Construction of Programmable Nanopore using de novo Designed β-Sheet Peptide

Abstract

Nanopore structures have been employed in biosensing technologies such as single molecule detection and DNA sequencing. However, it is difficult to adjust the size and shape of nanopores for each target molecule using natural proteins. To construct programmable nanopore, de novo design method, which is able to construct artificial proteins/peptides structure accurately, will be promising. Recently, the de novo design technics have been developed, but there are few clues to design pore-forming proteins in the bilayer lipid membrane (BLM).

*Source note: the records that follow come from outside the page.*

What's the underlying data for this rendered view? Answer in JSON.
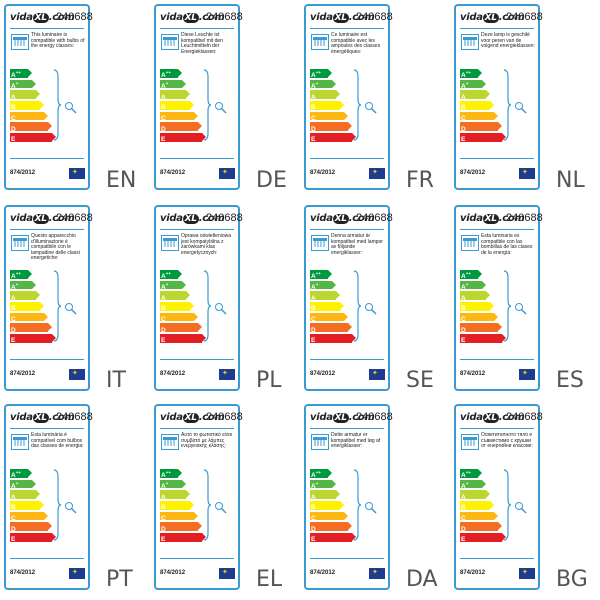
{
  "brand": {
    "pre": "vida",
    "xl": "XL",
    "post": ".com"
  },
  "model": "240688",
  "regulation": "874/2012",
  "classes": [
    {
      "letter": "A",
      "sup": "++",
      "color": "#009a3e"
    },
    {
      "letter": "A",
      "sup": "+",
      "color": "#54b644"
    },
    {
      "letter": "A",
      "sup": "",
      "color": "#bcd630"
    },
    {
      "letter": "B",
      "sup": "",
      "color": "#fff100"
    },
    {
      "letter": "C",
      "sup": "",
      "color": "#fcb712"
    },
    {
      "letter": "D",
      "sup": "",
      "color": "#f36e22"
    },
    {
      "letter": "E",
      "sup": "",
      "color": "#e31e24"
    }
  ],
  "labels": [
    {
      "lang": "EN",
      "text": "This luminaire is compatible with bulbs of the energy classes:"
    },
    {
      "lang": "DE",
      "text": "Diese Leuchte ist kompatibel mit den Leuchtmitteln der Energieklassen:"
    },
    {
      "lang": "FR",
      "text": "Ce luminaire est compatible avec les ampoules des classes énergétiques:"
    },
    {
      "lang": "NL",
      "text": "Deze lamp is geschikt voor peren van de volgend energieklassen:"
    },
    {
      "lang": "IT",
      "text": "Questo apparecchio d'illuminazione è compatibile con le lampadine delle classi energetiche:"
    },
    {
      "lang": "PL",
      "text": "Oprawa oświetleniowa jest kompatybilna z żarówkami klas energetycznych:"
    },
    {
      "lang": "SE",
      "text": "Denna armatur är kompatibel med lampor av följande energiklasser:"
    },
    {
      "lang": "ES",
      "text": "Esta luminaria es compatible con las bombillas de las clases de la energía:"
    },
    {
      "lang": "PT",
      "text": "Esta luminária é compatível com bulbos das classes de energia:"
    },
    {
      "lang": "EL",
      "text": "Αυτό το φωτιστικό είναι συμβατό με λάμπες ενεργειακής κλάσης:"
    },
    {
      "lang": "DA",
      "text": "Dette armatur er kompatibel med løg af energiklasser:"
    },
    {
      "lang": "BG",
      "text": "Осветителното тяло е съвместимо с крушки от енергийни класове:"
    }
  ]
}
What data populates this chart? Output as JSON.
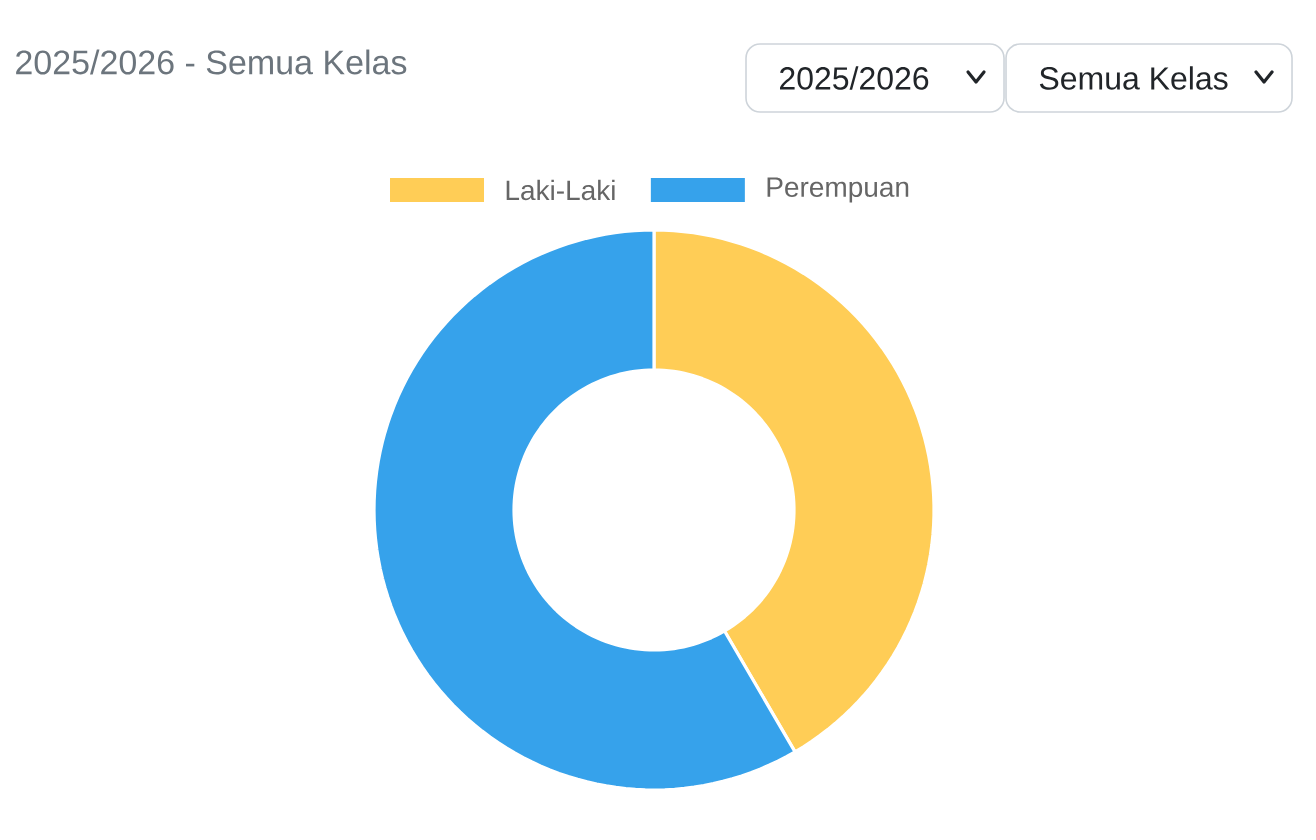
{
  "chart_data": {
    "type": "donut",
    "title": "2025/2026 - Semua Kelas",
    "categories": [
      "Laki-Laki",
      "Perempuan"
    ],
    "values": [
      41.6,
      58.4
    ],
    "colors": [
      "#ffcd56",
      "#36a2eb"
    ],
    "legend": "top",
    "annotations": [
      "2025/2026",
      "Semua Kelas"
    ]
  }
}
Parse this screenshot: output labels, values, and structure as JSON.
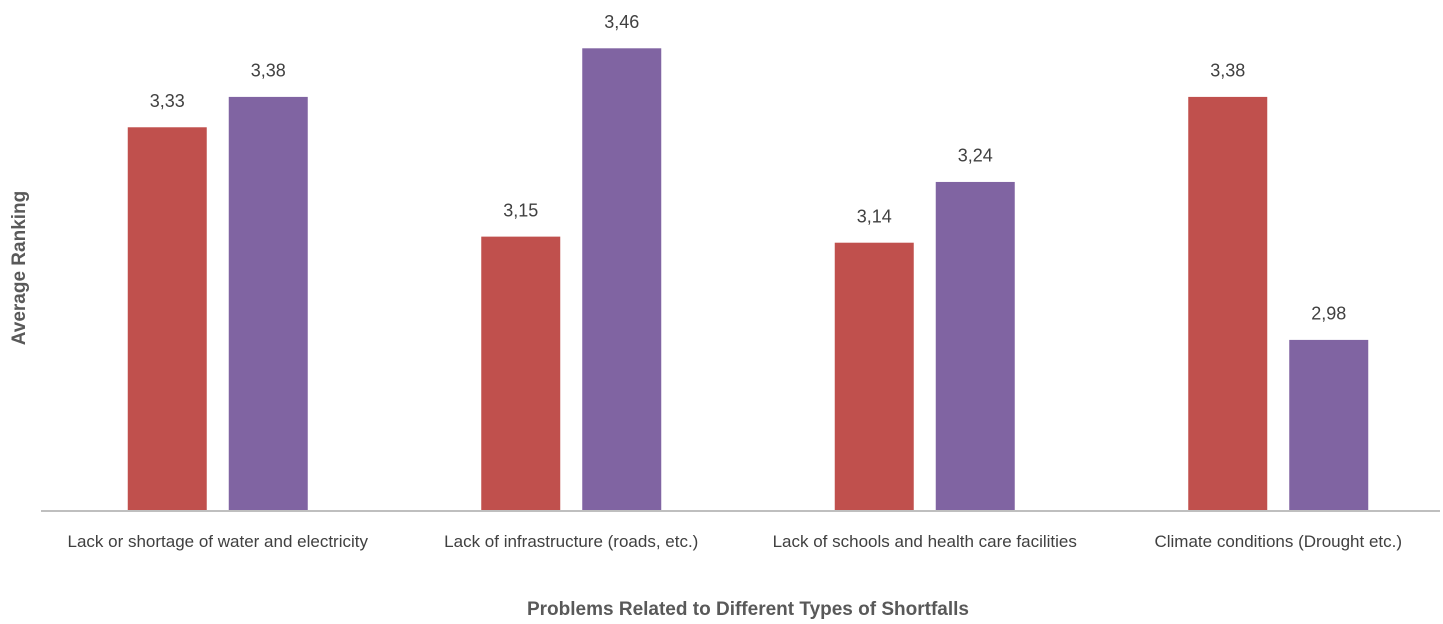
{
  "chart_data": {
    "type": "bar",
    "x_label": "Problems Related to Different Types of Shortfalls",
    "y_label": "Average Ranking",
    "categories": [
      "Lack or shortage of water and electricity",
      "Lack of infrastructure (roads, etc.)",
      "Lack of schools and health care facilities",
      "Climate conditions (Drought etc.)"
    ],
    "series": [
      {
        "color": "#c0504d",
        "values": [
          3.33,
          3.15,
          3.14,
          3.38
        ],
        "value_labels": [
          "3,33",
          "3,15",
          "3,14",
          "3,38"
        ]
      },
      {
        "color": "#8064a2",
        "values": [
          3.38,
          3.46,
          3.24,
          2.98
        ],
        "value_labels": [
          "3,38",
          "3,46",
          "3,24",
          "2,98"
        ]
      }
    ],
    "ylim": [
      2.7,
      3.5
    ]
  }
}
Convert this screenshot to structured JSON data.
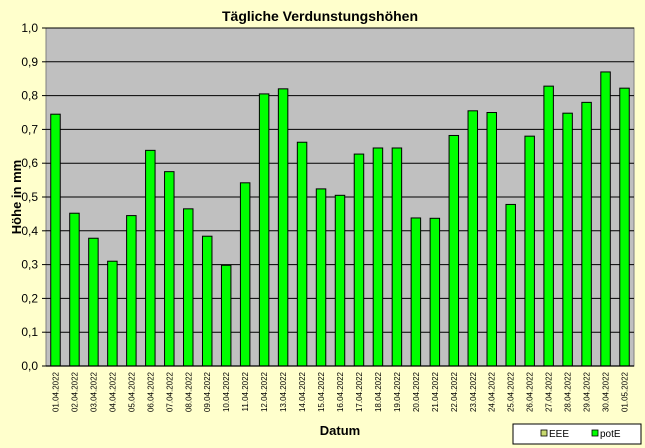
{
  "chart_data": {
    "type": "bar",
    "title": "Tägliche Verdunstungshöhen",
    "xlabel": "Datum",
    "ylabel": "Höhe in mm",
    "ylim": [
      0,
      1.0
    ],
    "yticks": [
      "0,0",
      "0,1",
      "0,2",
      "0,3",
      "0,4",
      "0,5",
      "0,6",
      "0,7",
      "0,8",
      "0,9",
      "1,0"
    ],
    "grid": true,
    "legend_position": "bottom-right",
    "legend": [
      {
        "label": "EEE",
        "color": "#c8d96f"
      },
      {
        "label": "potE",
        "color": "#00ff00"
      }
    ],
    "categories": [
      "01.04.2022",
      "02.04.2022",
      "03.04.2022",
      "04.04.2022",
      "05.04.2022",
      "06.04.2022",
      "07.04.2022",
      "08.04.2022",
      "09.04.2022",
      "10.04.2022",
      "11.04.2022",
      "12.04.2022",
      "13.04.2022",
      "14.04.2022",
      "15.04.2022",
      "16.04.2022",
      "17.04.2022",
      "18.04.2022",
      "19.04.2022",
      "20.04.2022",
      "21.04.2022",
      "22.04.2022",
      "23.04.2022",
      "24.04.2022",
      "25.04.2022",
      "26.04.2022",
      "27.04.2022",
      "28.04.2022",
      "29.04.2022",
      "30.04.2022",
      "01.05.2022"
    ],
    "series": [
      {
        "name": "potE",
        "color": "#00ff00",
        "values": [
          0.745,
          0.452,
          0.378,
          0.31,
          0.445,
          0.638,
          0.575,
          0.465,
          0.384,
          0.298,
          0.542,
          0.805,
          0.82,
          0.662,
          0.524,
          0.505,
          0.627,
          0.645,
          0.645,
          0.438,
          0.437,
          0.682,
          0.755,
          0.75,
          0.478,
          0.68,
          0.828,
          0.748,
          0.78,
          0.87,
          0.822
        ]
      }
    ],
    "colors": {
      "background": "#ffffcc",
      "plot_area": "#c0c0c0",
      "bar": "#00ff00",
      "bar_stroke": "#000000"
    }
  }
}
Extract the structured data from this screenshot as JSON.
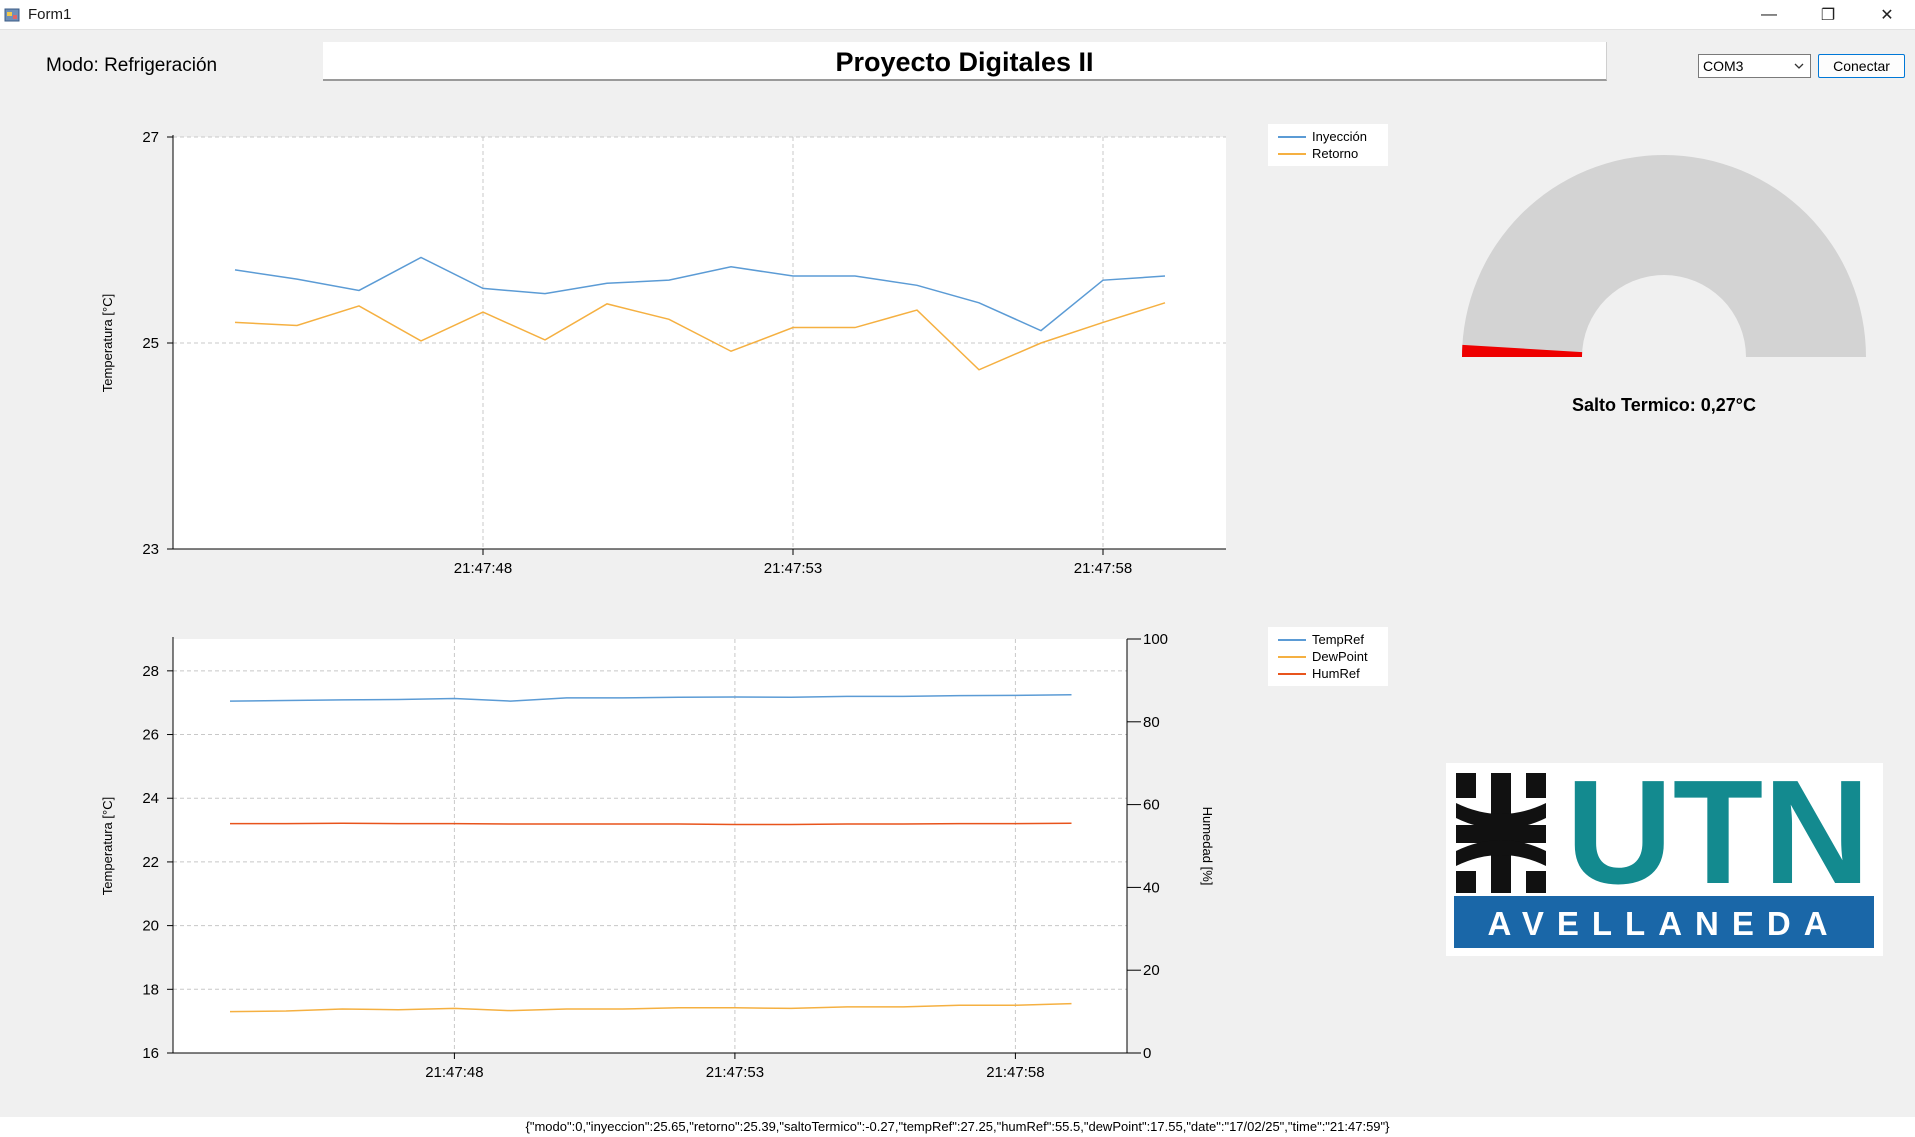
{
  "window": {
    "title": "Form1",
    "minimize_glyph": "—",
    "restore_glyph": "❐",
    "close_glyph": "✕"
  },
  "mode_label": "Modo: Refrigeración",
  "header_title": "Proyecto Digitales II",
  "serial": {
    "port": "COM3",
    "connect_label": "Conectar"
  },
  "gauge": {
    "label": "Salto Termico: 0,27°C",
    "fill_color": "#ee0000",
    "track_color": "#d3d3d3"
  },
  "logo": {
    "text_top": "UTN",
    "text_bottom": "AVELLANEDA",
    "teal": "#138a8f",
    "blue": "#1a67a8"
  },
  "status_json": "{\"modo\":0,\"inyeccion\":25.65,\"retorno\":25.39,\"saltoTermico\":-0.27,\"tempRef\":27.25,\"humRef\":55.5,\"dewPoint\":17.55,\"date\":\"17/02/25\",\"time\":\"21:47:59\"}",
  "chart_data": [
    {
      "type": "line",
      "ylabel": "Temperatura [°C]",
      "ylim": [
        23,
        27
      ],
      "yticks": [
        23,
        25,
        27
      ],
      "x_tick_labels": [
        "21:47:48",
        "21:47:53",
        "21:47:58"
      ],
      "x_tick_index": [
        4,
        9,
        14
      ],
      "grid": true,
      "legend_position": "right",
      "series": [
        {
          "name": "Inyección",
          "color": "#5b9bd5",
          "values": [
            25.71,
            25.62,
            25.51,
            25.83,
            25.53,
            25.48,
            25.58,
            25.61,
            25.74,
            25.65,
            25.65,
            25.56,
            25.39,
            25.12,
            25.61,
            25.65
          ]
        },
        {
          "name": "Retorno",
          "color": "#f5b041",
          "values": [
            25.2,
            25.17,
            25.36,
            25.02,
            25.3,
            25.03,
            25.38,
            25.23,
            24.92,
            25.15,
            25.15,
            25.32,
            24.74,
            25.0,
            25.2,
            25.39
          ]
        }
      ]
    },
    {
      "type": "line",
      "ylabel": "Temperatura [°C]",
      "y2label": "Humedad [%]",
      "ylim": [
        16,
        29
      ],
      "yticks": [
        16,
        18,
        20,
        22,
        24,
        26,
        28
      ],
      "y2lim": [
        0,
        100
      ],
      "y2ticks": [
        0,
        20,
        40,
        60,
        80,
        100
      ],
      "x_tick_labels": [
        "21:47:48",
        "21:47:53",
        "21:47:58"
      ],
      "x_tick_index": [
        4,
        9,
        14
      ],
      "grid": true,
      "legend_position": "right",
      "series": [
        {
          "name": "TempRef",
          "color": "#5b9bd5",
          "axis": "left",
          "values": [
            27.05,
            27.07,
            27.09,
            27.1,
            27.13,
            27.05,
            27.15,
            27.15,
            27.17,
            27.18,
            27.17,
            27.2,
            27.2,
            27.22,
            27.23,
            27.25
          ]
        },
        {
          "name": "DewPoint",
          "color": "#f5b041",
          "axis": "left",
          "values": [
            17.3,
            17.32,
            17.38,
            17.36,
            17.4,
            17.33,
            17.38,
            17.38,
            17.42,
            17.42,
            17.4,
            17.45,
            17.45,
            17.5,
            17.5,
            17.55
          ]
        },
        {
          "name": "HumRef",
          "color": "#e8541c",
          "axis": "right",
          "values": [
            55.4,
            55.4,
            55.5,
            55.4,
            55.4,
            55.3,
            55.3,
            55.3,
            55.3,
            55.2,
            55.2,
            55.3,
            55.3,
            55.4,
            55.4,
            55.5
          ]
        }
      ]
    }
  ]
}
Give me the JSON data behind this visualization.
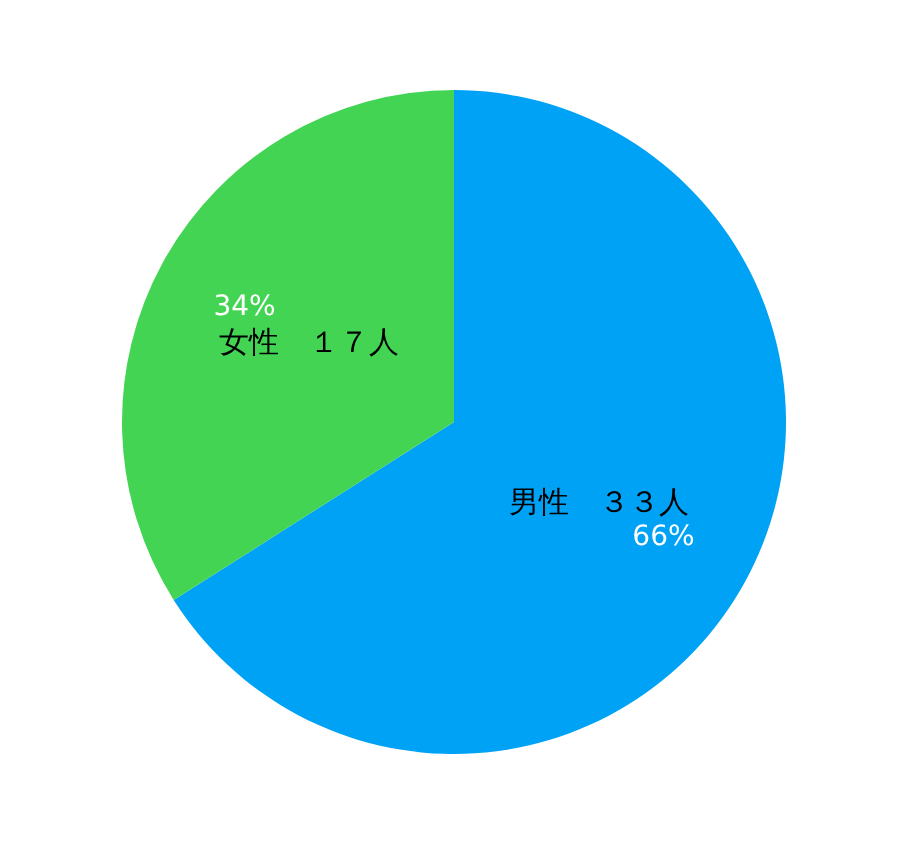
{
  "chart_data": {
    "type": "pie",
    "categories": [
      "男性　３３人",
      "女性　１７人"
    ],
    "values": [
      66,
      34
    ],
    "colors": [
      "#00a2f5",
      "#44d454"
    ],
    "value_labels": [
      "66%",
      "34%"
    ],
    "legend": false
  }
}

Therefore, we attempted to design pore-forming peptides, which assemble to construct nanopore, because the sequence space of amino acids is less than proteins. Previously, we designed pore-forming α-helical peptides, but the stability of these nanopores was not enough to use nanopore sensing. This paper describes de novo design of β-sheet peptides to construct a nanopore in BLM. The β-sheet peptides are possible to construct more stable nanopore because of the hydrogen bonds between the β-sheet structures. We designed the peptide using four strategies. First, we adopted a β-hairpin structure as a minimum motif of β-sheet structure. Second, the amphiphilic regions coincided with the transmembrane regions. Third, π-π stacking would stabilize the nanopore structure. Last, charged residues would decide the peptide orientations by applying voltage. To prevent from aggregating, a precursor was synthesized using isoacyl dipeptide. As results, the circular dichroism spectrum and solid-state NMR confirmed the peptide has the β-hairpin structure in BLM. The channel current measurements revealed the pore formations of the peptide using the analysis of the shape of channel current signals. Furthermore, the peptide mostly displayed the pentamer pore structures, and we confirmed the pore stability using molecular dynamics simulation. For the next, we will control the pore size by optimization of amino acid sequences.